El cierre masivo de unidades productivas afecta de forma transversal al comercio minorista, los establecimientos industriales y los sectores de servicios, que representan el principal motor de empleo en los grandes cordones urbanos del país. La combinación de una demanda interna estancada tras el cierre del año anterior y los desafíos de financiamiento actuales ha empujado a miles de empresarios a liquidar inventarios o declarar el cese definitivo de actividades antes de acumular pasivos insostenibles.
Desde el punto de vista operativo, los analistas señalan que la velocidad de esta caída no tiene parangón en el corto plazo. Las pymes argentinas enfrentan una pinza económica: por un lado, una baja pronunciada en las ventas y, por el otro, una estructura de costos fijos -impulsada por la desregulación de los servicios públicos- que vuelve inviable la supervivencia de los comercios de barrio y los talleres fabriles medianos.
La proyección de las 40 mil bajas comerciales desató de inmediato una intensa polémica entre los equipos técnicos del Ministerio de Economía de la Nación y las agrupaciones empresariales de base. Mientras que desde el Palacio de Hacienda se defiende que el mercado atraviesa un proceso de depuración y ordenamiento macroeconómico indispensable para garantizar la estabilidad monetaria a largo plazo, los representantes de las pymes consideran que la falta de políticas de fomento activa está provocando un "industricidio".
La controversia radica en el impacto social que este quiebre de firmas acarrea. La oposición legislativa en el Congreso argumenta que el Ejecutivo nacional asiste con pasividad al desmantelamiento del capital social argentino en pos de metas fiscales exclusivas, mientras que los voceros de las carteras oficiales aseguran que una flexibilización impositiva inmediata comprometería el sendero de la baja de la inflación.
La advertencia pone en primera línea a los dirigentes de las principales entidades gremiales empresarias, como la Confederación Argentina de la Mediana Empresa (CAME) y las uniones industriales de distintas provincias, quienes buscan canales de diálogo urgente con las autoridades. En la otra vereda, la Secretaría de Industria y Comercio de la Nación intenta amortiguar el impacto agilizando ciertos regímenes de importación de insumos, una medida que los pequeños fabricantes locales evalúan como insuficiente.

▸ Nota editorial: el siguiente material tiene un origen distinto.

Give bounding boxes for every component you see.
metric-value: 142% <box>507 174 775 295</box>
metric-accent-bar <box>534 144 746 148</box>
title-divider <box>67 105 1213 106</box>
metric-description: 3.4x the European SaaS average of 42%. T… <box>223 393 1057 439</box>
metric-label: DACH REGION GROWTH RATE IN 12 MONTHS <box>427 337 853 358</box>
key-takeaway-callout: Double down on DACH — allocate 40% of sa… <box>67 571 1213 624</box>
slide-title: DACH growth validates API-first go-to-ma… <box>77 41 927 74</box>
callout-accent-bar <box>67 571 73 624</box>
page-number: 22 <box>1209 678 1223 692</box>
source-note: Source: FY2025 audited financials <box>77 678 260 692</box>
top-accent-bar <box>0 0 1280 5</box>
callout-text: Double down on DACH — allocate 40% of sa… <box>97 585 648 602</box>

Asimismo, los sindicatos nucleados en los distintos sectores fabriles y de servicios se encuentran en estado de alerta. Para los representantes de los trabajadores, la desaparición física de las empresas implica directamente la pérdida irrecuperable de puestos laborales bajo convenio, lo que presiona el termómetro de la conflictividad social en pleno invierno.

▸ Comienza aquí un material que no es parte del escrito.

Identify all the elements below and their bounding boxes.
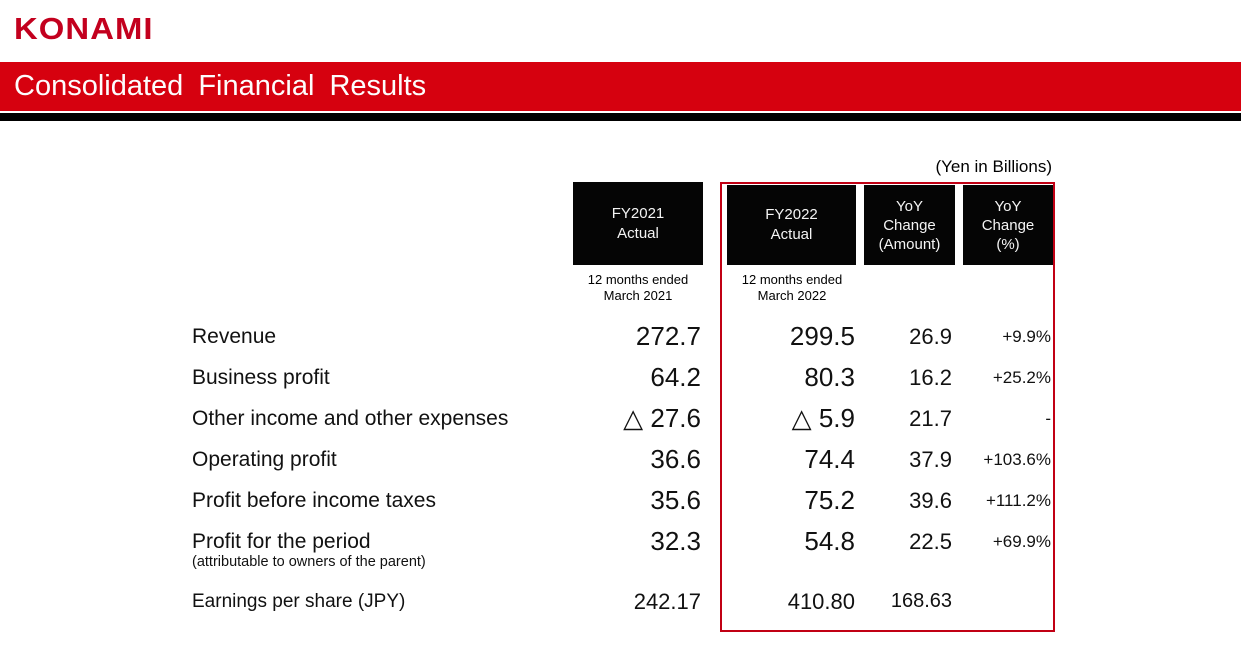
fy2021-value: 35.6	[650, 485, 701, 515]
column-header-line: FY2022	[765, 206, 818, 223]
row-sublabel: (attributable to owners of the parent)	[192, 554, 426, 570]
caption-line: 12 months ended	[587, 272, 689, 287]
konami-logo: KONAMI	[14, 11, 154, 46]
slide-title-banner: Consolidated Financial Results	[0, 62, 1241, 111]
yoy-amount-value: 26.9	[909, 323, 952, 349]
row-label: Profit before income taxes	[192, 488, 436, 512]
fy2021-value: 272.7	[635, 321, 701, 351]
row-label: Business profit	[192, 365, 330, 389]
caption-line: March 2022	[757, 288, 827, 303]
column-header-line: Actual	[617, 224, 659, 242]
table-row-other-income-expenses: Other income and other expenses △ 27.6 △…	[0, 398, 1241, 439]
period-caption-fy2021: 12 months ended March 2021	[561, 272, 715, 304]
yoy-pct-value: -	[1045, 408, 1051, 428]
fy2022-value: 299.5	[789, 321, 855, 351]
fy2022-value: 410.80	[787, 588, 855, 614]
row-label: Earnings per share (JPY)	[192, 590, 406, 612]
fy2022-value: 75.2	[804, 485, 855, 515]
yoy-pct-value: +111.2%	[985, 490, 1051, 510]
fy2022-value: 74.4	[804, 444, 855, 474]
fy2021-value: △ 27.6	[623, 403, 701, 433]
yoy-amount-value: 21.7	[909, 405, 952, 431]
column-header-line: YoY	[994, 197, 1022, 215]
fy2021-value: 242.17	[633, 588, 701, 614]
fy2022-highlight-frame	[720, 182, 1055, 632]
table-row-earnings-per-share: Earnings per share (JPY) 242.17 410.80 1…	[0, 581, 1241, 622]
column-header-line: Change	[981, 216, 1035, 234]
yoy-pct-value: +25.2%	[992, 367, 1051, 387]
table-row-operating-profit: Operating profit 36.6 74.4 37.9 +103.6%	[0, 439, 1241, 480]
page-title: Consolidated Financial Results	[14, 70, 427, 102]
yoy-pct-value	[953, 581, 1051, 622]
column-header-line: Actual	[770, 226, 813, 243]
column-header-line: (%)	[996, 235, 1020, 253]
yoy-amount-value: 22.5	[909, 528, 952, 554]
column-header-line: FY2021	[611, 204, 665, 222]
column-header-line: Change	[883, 216, 936, 234]
yoy-amount-value: 168.63	[890, 590, 952, 612]
row-label: Other income and other expenses	[192, 406, 509, 430]
row-label: Profit for the period	[192, 529, 371, 553]
column-header-fy2021: FY2021 Actual	[573, 182, 703, 265]
column-header-yoy-amount: YoY Change (Amount)	[864, 185, 955, 265]
table-row-profit-for-period: Profit for the period (attributable to o…	[0, 521, 1241, 570]
yoy-amount-value: 37.9	[909, 446, 952, 472]
yoy-pct-value: +69.9%	[992, 531, 1051, 551]
units-note: (Yen in Billions)	[935, 157, 1052, 176]
yoy-pct-value: +103.6%	[983, 449, 1051, 469]
table-row-revenue: Revenue 272.7 299.5 26.9 +9.9%	[0, 316, 1241, 357]
caption-line: March 2021	[603, 288, 673, 303]
column-header-yoy-pct: YoY Change (%)	[963, 185, 1053, 265]
yoy-pct-value: +9.9%	[1002, 326, 1051, 346]
fy2021-value: 32.3	[650, 526, 701, 556]
column-header-line: YoY	[896, 197, 923, 215]
fy2021-value: 64.2	[650, 362, 701, 392]
row-label: Operating profit	[192, 447, 337, 471]
table-row-profit-before-taxes: Profit before income taxes 35.6 75.2 39.…	[0, 480, 1241, 521]
fy2022-value: 54.8	[804, 526, 855, 556]
caption-line: 12 months ended	[741, 272, 843, 287]
fy2021-value: 36.6	[650, 444, 701, 474]
column-header-fy2022: FY2022 Actual	[727, 185, 856, 265]
yoy-amount-value: 16.2	[909, 364, 952, 390]
fy2022-value: 80.3	[804, 362, 855, 392]
column-header-line: (Amount)	[878, 235, 941, 253]
row-label: Revenue	[192, 324, 277, 348]
banner-underline	[0, 113, 1241, 121]
yoy-amount-value: 39.6	[909, 487, 952, 513]
period-caption-fy2022: 12 months ended March 2022	[715, 272, 869, 304]
table-row-business-profit: Business profit 64.2 80.3 16.2 +25.2%	[0, 357, 1241, 398]
fy2022-value: △ 5.9	[791, 403, 855, 433]
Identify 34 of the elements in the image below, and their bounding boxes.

Las consecuencias de este derrumbe empresarial trascienden las fronteras económicas y golpean de lleno la gobernabilidad. Un escenario con decenas de miles de persianas bajas erosiona de forma directa la recaudación fiscal de las provincias y de los municipios, que dependen de las tasas de seguridad e higiene y de los impuestos a los ingresos brutos locales para sostener sus estructuras de servicios esenciales.

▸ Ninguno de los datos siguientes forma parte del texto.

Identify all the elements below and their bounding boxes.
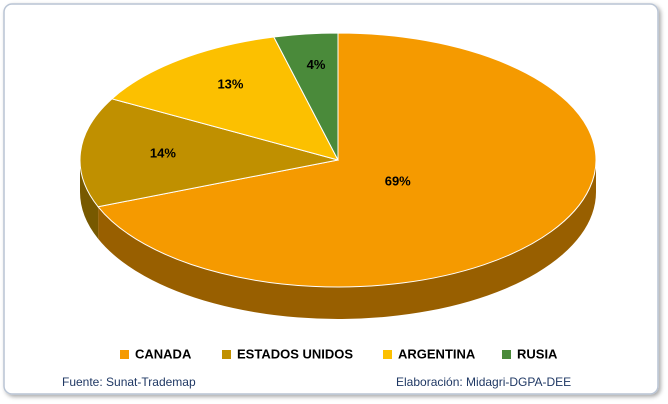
slice: [273, 32, 339, 161]
slice: [97, 32, 597, 288]
legend-label: ARGENTINA: [398, 346, 476, 361]
value-label: 4%: [307, 57, 326, 72]
legend-swatch: [120, 350, 129, 359]
value-label: 13%: [217, 76, 243, 91]
slice: [110, 36, 339, 161]
legend-label: CANADA: [135, 346, 192, 361]
slice-side: [80, 160, 99, 239]
slice-side: [98, 160, 596, 319]
value-label: 69%: [385, 173, 411, 188]
slice: [79, 98, 339, 208]
credit-note: Elaboración: Midagri-DGPA-DEE: [396, 375, 571, 389]
legend-swatch: [383, 350, 392, 359]
legend-label: RUSIA: [517, 346, 558, 361]
legend-label: ESTADOS UNIDOS: [237, 346, 353, 361]
source-note: Fuente: Sunat-Trademap: [62, 375, 196, 389]
legend-swatch: [502, 350, 511, 359]
legend-swatch: [222, 350, 231, 359]
value-label: 14%: [150, 145, 176, 160]
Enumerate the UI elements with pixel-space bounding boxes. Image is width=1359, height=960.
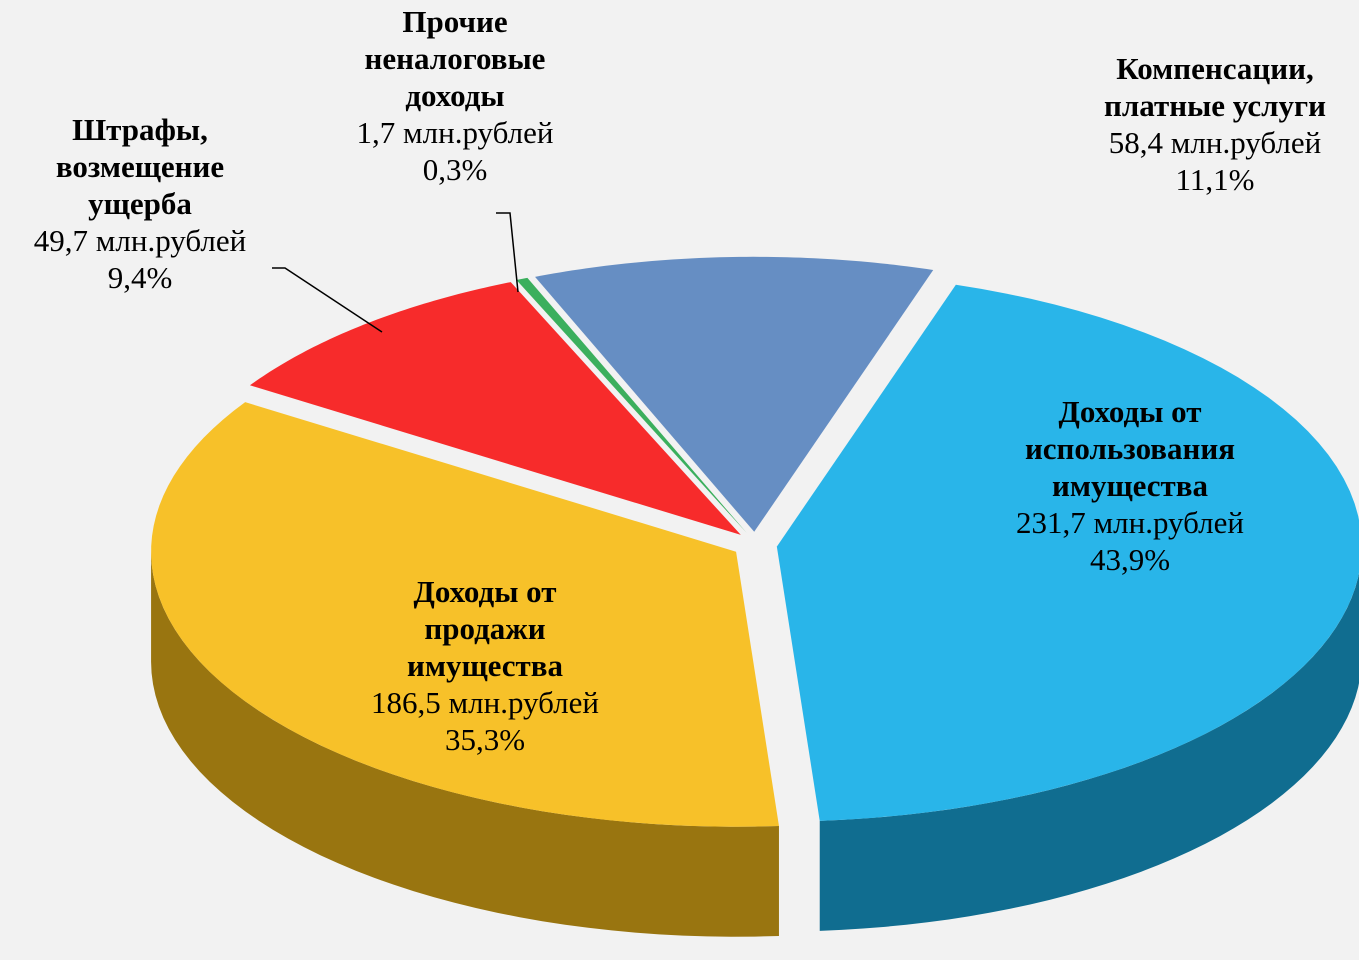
category-label: Прочие неналоговые доходы bbox=[365, 4, 546, 113]
percent-label: 9,4% bbox=[108, 260, 173, 295]
label-line: использования bbox=[1025, 431, 1235, 466]
value-label: 49,7 млн.рублей bbox=[34, 223, 246, 258]
label-line: Доходы от bbox=[1059, 394, 1202, 429]
label-line: имущества bbox=[407, 648, 564, 683]
label-line: неналоговые bbox=[365, 41, 546, 76]
value-label: 58,4 млн.рублей bbox=[1109, 125, 1321, 160]
label-line: платные услуги bbox=[1104, 88, 1326, 123]
slice bbox=[535, 256, 934, 532]
category-label: Доходы от использования имущества bbox=[1025, 394, 1235, 503]
label-line: доходы bbox=[405, 78, 504, 113]
percent-label: 35,3% bbox=[445, 722, 525, 757]
label-line: ущерба bbox=[88, 186, 192, 221]
label-line: возмещение bbox=[56, 149, 224, 184]
value-label: 1,7 млн.рублей bbox=[357, 115, 554, 150]
pie bbox=[151, 256, 1359, 937]
label-line: Штрафы, bbox=[72, 112, 208, 147]
slice bbox=[516, 277, 747, 533]
value-label: 231,7 млн.рублей bbox=[1016, 505, 1244, 540]
label-line: Компенсации, bbox=[1116, 51, 1313, 86]
percent-label: 43,9% bbox=[1090, 542, 1170, 577]
percent-label: 0,3% bbox=[423, 152, 488, 187]
label-line: Доходы от bbox=[414, 574, 557, 609]
label-line: Прочие bbox=[402, 4, 507, 39]
label-line: продажи bbox=[424, 611, 545, 646]
label-line: имущества bbox=[1052, 468, 1209, 503]
slice bbox=[249, 282, 741, 535]
slice-side bbox=[819, 573, 1359, 931]
slice bbox=[776, 284, 1359, 821]
leader-line bbox=[272, 267, 383, 333]
percent-label: 11,1% bbox=[1176, 162, 1255, 197]
category-label: Компенсации, платные услуги bbox=[1104, 51, 1326, 123]
slice bbox=[151, 402, 779, 827]
slice-side bbox=[151, 551, 779, 937]
category-label: Штрафы, возмещение ущерба bbox=[56, 112, 224, 221]
value-label: 186,5 млн.рублей bbox=[371, 685, 599, 720]
category-label: Доходы от продажи имущества bbox=[407, 574, 564, 683]
leader-line bbox=[496, 212, 519, 293]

En el plano político, el fenómeno debilita la narrativa del oficialismo sobre una reactivación en forma de "V". Por el contrario, fortalece los reclamos de los gobernadores de la oposición, quienes utilizan los datos de cierres en sus distritos para exigir la restitución de fondos coparticipables y el freno a las reformas de desregulación que afectan a la producción nacional.
La tensión entre las políticas de estabilización monetaria y la supervivencia de las pymes reconoce antecedentes profundos en las últimas décadas de la historia económica del país. Los ciclos de apertura comercial acelerada y contracción del consumo público suelen golpear primero a las cadenas de valor con menor espalda financiera, un fenómeno que ya se observó en periodos de reconfiguración estatal previos.
El actual panorama de 2026 profundiza una inercia compleja heredada de los desequilibrios del año pasado. Para las cámaras comerciales, la diferencia fundamental radica en que la falta de herramientas de crédito accesible elimina el último colchón de resistencia que las empresas familiares argentinas solían utilizar para capear las recesiones transitorias.